Although automotive radar systems operating at 77 and 79 GHz may seem like the upper limits of microwave engineering technology, a growing number of researchers are looking to tap into terahertz radio technologies. One group, led by scientists from the California Institute of Technology, GGB Industries, and Northrop Grumman Corp., recently reported on two-port on-wafer vector network analyzer (VNA) measurements from 325 to 508 GHz. The measurements were made with the help of prototype WR2.2 coplanar waveguide probes from GGB Industries and WR2.2 frequency extenders from Oleson Microwave Laboratories. The VNA calibration was performed using a through-reflect-line (TRL) technique.
In the test set, the high-frequency probes and frequency extenders were linked with a model 8510C VNA from Agilent Technologies, with a nominal coaxial top frequency of 50 GHz. The S-parameters of the WR2.2 probes were determined by means of a calibration process performed with the WinCal software tool from Cascade Microtech.

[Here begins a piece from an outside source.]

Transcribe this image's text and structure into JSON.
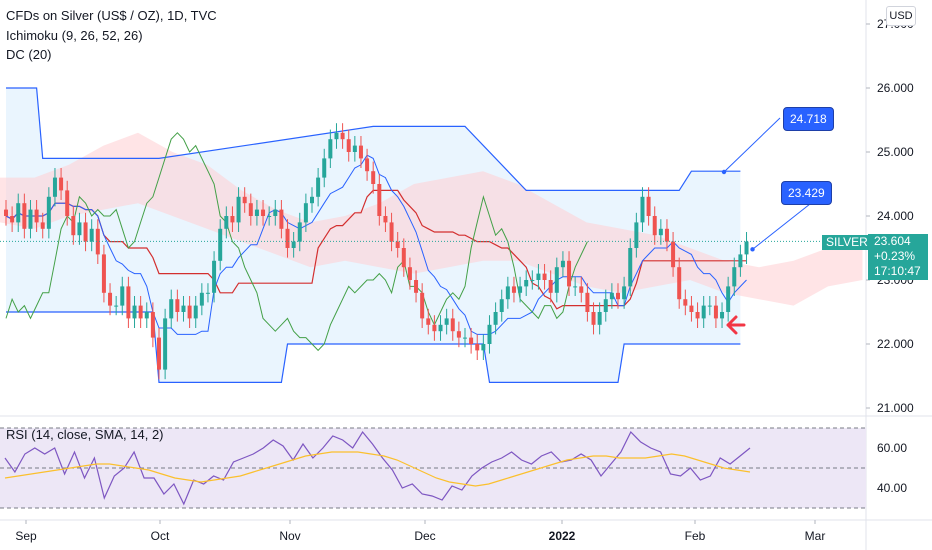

The calibrated test system was used to perform on-wafer measurements on amplifiers fabricated in Northrop Grumman's sub-50-nm indium-phosphide (InP) high-electron-mobility-transistor (HEMT) process. One of these devices was a single-stage amplifier capable of operation through 508 GHz. Another circuit was an amplifier that exhibited small-signal gain of 6.2 dB at 401 GHz. In both cases, the measurements were close to the results predicted by simulations. See "On-Wafer S-Parameter Measurements in the 325-508-GHz Band," IEEE Transactions on Terahertz Science and Technology, Vol. 2, No. 2, March 2012, p. 186.